Newark, New Jersey
Liv woke gently from sleep.
Outside she could hear the low-level hiss and rumble of traffic on the street. Light filtered softly through the curtains showing it was still day, although she had no idea what time it was. She might have been asleep for a few minutes, a few hours or even a few days. She blinked and peered around the plain hotel room. Her laptop was where she’d left it, folded down and switched off; her jacket was draped over the back of the chair; the Gideon Bible lay open on the bed where it had slipped from her hand — nothing was out of place, yet something was different. It took her a long few moments to realize what it was. For the first time in weeks she hadn’t had the nightmare. She had woken up, gently and unterrified, like any normal person. There was no whispering in her ears, no vision of T-shaped crosses or things terrible and unseen moving in the darkness.
All was quiet.
All was calm.
She took a deep breath and let it out slowly, feeling the tension in her shoulders melt away. She felt relaxed — at peace.
Then a loud knock split the silence like a gunshot.
Liv sat bolt upright in bed and stared at the door, running through the short list of people who knew she was here: Gabriel; Ski; Dr Anata. No one else.
The chances were it was Ski, checking up on her, but she was reluctant to call out and confirm her presence in the room until she knew who was there.
Another knock made her jump, loud and emphatic, still no identifying voice. Even room service would have announced themselves by now.
She slipped quietly from the bed, wrapping the discarded bathrobe round her as she ran through her options. There was nowhere to hide in the tiny room, nothing she could see that could be used as a weapon. Her room was a trap — one way in, one way out.
Slipping round the edge of the bed and keeping as far away from the door as possible, she scooped up Ski’s cell phone from the desk and quickly copied the number of the main switchboard from the hotel stationery into it. If whoever was out there tried to get into her room she would lock herself in the bathroom and call for security, scream rape — anything to get them running. She started moving, then a voice called out that stopped her dead.
‘Liv?’
‘Gabriel?’ She had spoken his name without thinking and, in the silence that followed, instantly regretted it.
Whoever was out there had only said one word and it had been muffled by the thick hotel door. Was it Gabriel? It couldn’t be, she had not long spoken to him in Ruin, half a day’s journey away. Unless
… maybe she’d slept longer than she’d thought; she’d certainly been tired enough.
‘Liv?’
The voice again — so like him.
‘Hang on a second,’ she said, realizing there was no point in further caution. ‘How come you got here so fast?’
‘I came on the first flight. You must have been sleeping all day.’
It was him.
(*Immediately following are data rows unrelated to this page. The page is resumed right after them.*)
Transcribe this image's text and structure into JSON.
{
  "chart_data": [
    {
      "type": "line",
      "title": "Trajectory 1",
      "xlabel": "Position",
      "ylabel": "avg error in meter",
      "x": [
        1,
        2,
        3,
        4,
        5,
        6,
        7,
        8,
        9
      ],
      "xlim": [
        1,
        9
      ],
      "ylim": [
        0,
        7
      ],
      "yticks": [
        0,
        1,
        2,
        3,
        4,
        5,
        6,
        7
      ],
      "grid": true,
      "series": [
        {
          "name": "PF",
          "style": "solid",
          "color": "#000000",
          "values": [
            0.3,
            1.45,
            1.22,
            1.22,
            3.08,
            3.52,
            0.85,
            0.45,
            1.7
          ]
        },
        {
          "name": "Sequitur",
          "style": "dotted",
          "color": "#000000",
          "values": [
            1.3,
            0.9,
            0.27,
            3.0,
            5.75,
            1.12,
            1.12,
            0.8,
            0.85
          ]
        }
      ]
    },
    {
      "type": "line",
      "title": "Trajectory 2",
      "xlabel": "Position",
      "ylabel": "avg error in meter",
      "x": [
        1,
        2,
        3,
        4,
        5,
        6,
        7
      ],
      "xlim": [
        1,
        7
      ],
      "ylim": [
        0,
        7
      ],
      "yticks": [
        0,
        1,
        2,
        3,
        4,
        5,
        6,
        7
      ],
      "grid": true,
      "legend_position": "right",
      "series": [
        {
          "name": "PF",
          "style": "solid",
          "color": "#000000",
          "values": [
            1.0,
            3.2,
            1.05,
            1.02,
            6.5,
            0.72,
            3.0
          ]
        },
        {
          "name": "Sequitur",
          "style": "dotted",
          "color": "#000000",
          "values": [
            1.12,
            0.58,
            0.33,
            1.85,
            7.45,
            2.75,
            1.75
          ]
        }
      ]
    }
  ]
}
Liv felt a flush of heat on her skin and lunged for the door, opening it without a second thought.
Another blast of heat hit her from the corridor, hotter even than the air in her room.
Gabriel was standing a little way back from the door, his arms by his sides, looking slightly awkward. He was exactly as she remembered, his white skin made whiter by his black clothes and hair, the cold blueness of his eyes the only point of colour in the windowless corridor. She looked into his face and smiled — but he did not return it. A single tear ran down his cheek, as though the blue ice of his eye was melting in the heat.
‘I’m sorry,’ he said.
Then the whole corridor erupted in flame.
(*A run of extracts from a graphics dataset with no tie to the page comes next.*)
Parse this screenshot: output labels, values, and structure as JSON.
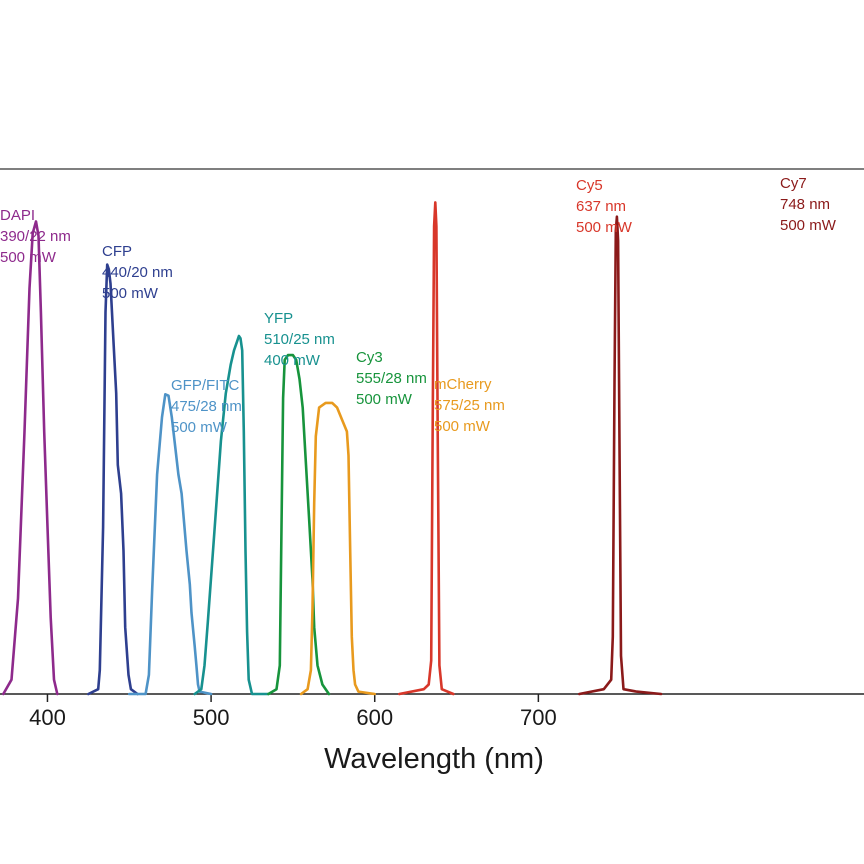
{
  "chart_data": {
    "type": "line",
    "title": "",
    "xlabel": "Wavelength (nm)",
    "ylabel": "",
    "xlim": [
      371,
      899
    ],
    "ylim": [
      0,
      1.1
    ],
    "xticks": [
      400,
      500,
      600,
      700
    ],
    "grid": false,
    "legend": "none",
    "series": [
      {
        "name": "DAPI",
        "color": "#8e2a8c",
        "label_lines": [
          "DAPI",
          "390/22 nm",
          "500 mW"
        ],
        "points": [
          [
            373,
            0
          ],
          [
            378,
            0.03
          ],
          [
            382,
            0.2
          ],
          [
            386,
            0.55
          ],
          [
            389,
            0.85
          ],
          [
            391,
            0.965
          ],
          [
            393,
            0.99
          ],
          [
            394.5,
            0.96
          ],
          [
            396,
            0.8
          ],
          [
            398,
            0.55
          ],
          [
            400,
            0.35
          ],
          [
            402,
            0.16
          ],
          [
            404,
            0.03
          ],
          [
            406,
            0
          ]
        ]
      },
      {
        "name": "CFP",
        "color": "#2e3f8f",
        "label_lines": [
          "CFP",
          "440/20 nm",
          "500 mW"
        ],
        "points": [
          [
            425,
            0
          ],
          [
            431,
            0.01
          ],
          [
            432,
            0.05
          ],
          [
            434,
            0.35
          ],
          [
            435.5,
            0.8
          ],
          [
            436.5,
            0.9
          ],
          [
            437.5,
            0.89
          ],
          [
            438.5,
            0.86
          ],
          [
            440.5,
            0.73
          ],
          [
            442,
            0.63
          ],
          [
            443,
            0.48
          ],
          [
            445,
            0.42
          ],
          [
            446.5,
            0.3
          ],
          [
            447.5,
            0.14
          ],
          [
            449.5,
            0.04
          ],
          [
            451,
            0.01
          ],
          [
            455,
            0
          ]
        ]
      },
      {
        "name": "GFP/FITC",
        "color": "#4e93c7",
        "label_lines": [
          "GFP/FITC",
          "475/28 nm",
          "500 mW"
        ],
        "points": [
          [
            450,
            0
          ],
          [
            460,
            0
          ],
          [
            462,
            0.04
          ],
          [
            464,
            0.22
          ],
          [
            467,
            0.46
          ],
          [
            470,
            0.58
          ],
          [
            472,
            0.628
          ],
          [
            474,
            0.625
          ],
          [
            476,
            0.58
          ],
          [
            478,
            0.52
          ],
          [
            480,
            0.46
          ],
          [
            482,
            0.42
          ],
          [
            485,
            0.3
          ],
          [
            487,
            0.23
          ],
          [
            488,
            0.17
          ],
          [
            490,
            0.1
          ],
          [
            491,
            0.06
          ],
          [
            492,
            0.02
          ],
          [
            493,
            0.005
          ],
          [
            500,
            0
          ]
        ]
      },
      {
        "name": "YFP",
        "color": "#17918f",
        "label_lines": [
          "YFP",
          "510/25 nm",
          "400 mW"
        ],
        "points": [
          [
            490,
            0
          ],
          [
            494,
            0.01
          ],
          [
            496,
            0.06
          ],
          [
            498,
            0.15
          ],
          [
            502,
            0.34
          ],
          [
            506,
            0.53
          ],
          [
            509,
            0.63
          ],
          [
            512,
            0.69
          ],
          [
            514,
            0.72
          ],
          [
            516,
            0.74
          ],
          [
            517,
            0.75
          ],
          [
            518,
            0.745
          ],
          [
            519,
            0.72
          ],
          [
            520,
            0.55
          ],
          [
            521,
            0.3
          ],
          [
            522,
            0.13
          ],
          [
            523,
            0.03
          ],
          [
            525,
            0
          ],
          [
            535,
            0
          ]
        ]
      },
      {
        "name": "Cy3",
        "color": "#17943c",
        "label_lines": [
          "Cy3",
          "555/28 nm",
          "500 mW"
        ],
        "points": [
          [
            535,
            0
          ],
          [
            540,
            0.01
          ],
          [
            542,
            0.06
          ],
          [
            543,
            0.35
          ],
          [
            544,
            0.62
          ],
          [
            545,
            0.7
          ],
          [
            547,
            0.71
          ],
          [
            550,
            0.71
          ],
          [
            552,
            0.7
          ],
          [
            554,
            0.66
          ],
          [
            556,
            0.6
          ],
          [
            558,
            0.48
          ],
          [
            560,
            0.36
          ],
          [
            562,
            0.24
          ],
          [
            563,
            0.14
          ],
          [
            565,
            0.06
          ],
          [
            568,
            0.02
          ],
          [
            572,
            0
          ]
        ]
      },
      {
        "name": "mCherry",
        "color": "#e89a1e",
        "label_lines": [
          "mCherry",
          "575/25 nm",
          "500 mW"
        ],
        "points": [
          [
            555,
            0
          ],
          [
            559,
            0.01
          ],
          [
            561,
            0.05
          ],
          [
            562,
            0.18
          ],
          [
            563,
            0.4
          ],
          [
            564,
            0.54
          ],
          [
            566,
            0.6
          ],
          [
            570,
            0.61
          ],
          [
            574,
            0.61
          ],
          [
            577,
            0.6
          ],
          [
            580,
            0.575
          ],
          [
            583,
            0.55
          ],
          [
            584,
            0.5
          ],
          [
            585,
            0.3
          ],
          [
            586,
            0.12
          ],
          [
            587,
            0.05
          ],
          [
            588,
            0.02
          ],
          [
            590,
            0.005
          ],
          [
            600,
            0
          ]
        ]
      },
      {
        "name": "Cy5",
        "color": "#d8372a",
        "label_lines": [
          "Cy5",
          "637 nm",
          "500 mW"
        ],
        "points": [
          [
            615,
            0
          ],
          [
            630,
            0.01
          ],
          [
            633,
            0.02
          ],
          [
            634.5,
            0.07
          ],
          [
            635.5,
            0.6
          ],
          [
            636.3,
            0.98
          ],
          [
            637,
            1.03
          ],
          [
            637.7,
            0.98
          ],
          [
            638.5,
            0.55
          ],
          [
            639.5,
            0.06
          ],
          [
            641,
            0.01
          ],
          [
            648,
            0
          ]
        ]
      },
      {
        "name": "Cy7",
        "color": "#8b1a1a",
        "label_lines": [
          "Cy7",
          "748 nm",
          "500 mW"
        ],
        "points": [
          [
            725,
            0
          ],
          [
            740,
            0.01
          ],
          [
            744.5,
            0.03
          ],
          [
            745.5,
            0.12
          ],
          [
            746.5,
            0.65
          ],
          [
            747.3,
            0.97
          ],
          [
            748,
            1.0
          ],
          [
            748.7,
            0.95
          ],
          [
            749.5,
            0.55
          ],
          [
            750.5,
            0.08
          ],
          [
            752,
            0.01
          ],
          [
            760,
            0.005
          ],
          [
            775,
            0
          ]
        ]
      }
    ]
  }
}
Liv was knocked backwards by the blast. She landed on the bed and covered her face with her arms. Through the roar of the flames the whispering filled her head like a warning. When she tried to look at the place where Gabriel had been, the heat and the brightness forced her eyes shut. She stood up and tried to get closer to the door, covering her face with the sleeve of her bathrobe, hoping that Gabriel might somehow have survived the furnace.
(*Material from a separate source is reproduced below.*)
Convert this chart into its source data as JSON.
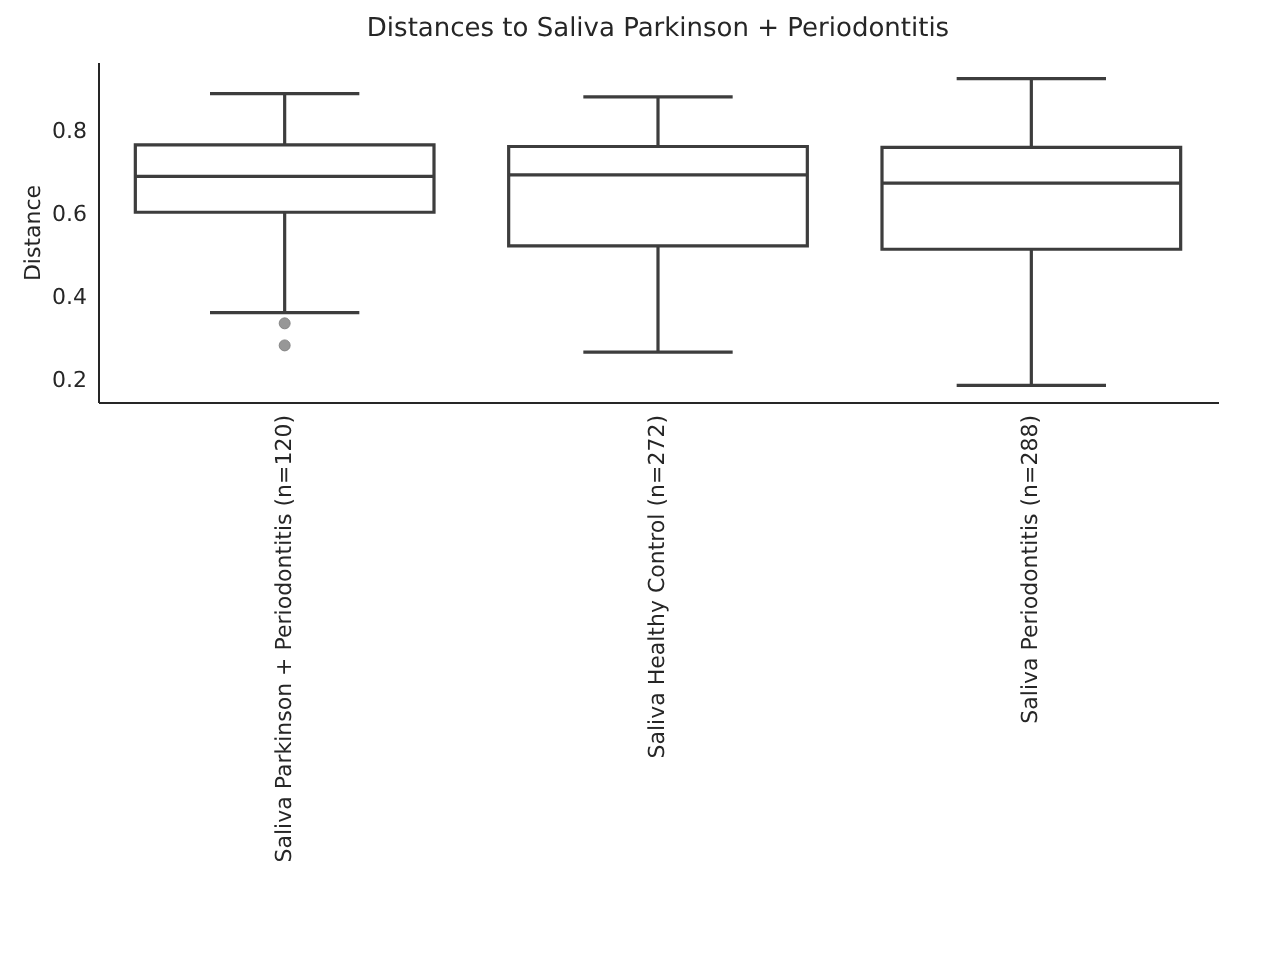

Then, as quickly as it had come, the fire vanished, and instead of a hotel corridor a desert landscape was now framed by the open door. It was flat and featureless and made up of night-time shadows and the soft glow of moonlight. Liv drifted towards it, drawn by its strangeness.
She reached the door and saw it — the beast — the source of the inferno. It squatted on the sand; a huge lizard thing made of spines and plate and fire. Its red eyes were staring straight at her, while its spear-like tail quivered and curled towards the night sky where a full moon shone.
The beast took a breath, sucking in the flame and smoke that circled its mouth, closing its red eyes as it savoured her scent. Then something flew through the night, striking her in the middle of the chest and skewering both flesh and spirit. She tried to scream but no sound came out. She could feel her blood coursing down her skin like a memory of her time in the Citadel. It felt almost cool against the heat of the desert night. Then the thing lifted her up, raising her towards its mouth on the spike of its tail. She could smell death on its breath and saw a mark on its neck — a cross in the shape of an inverted T. Then it let out a shriek so shrill that it ripped through her head, and fire poured from its mouth to consume her.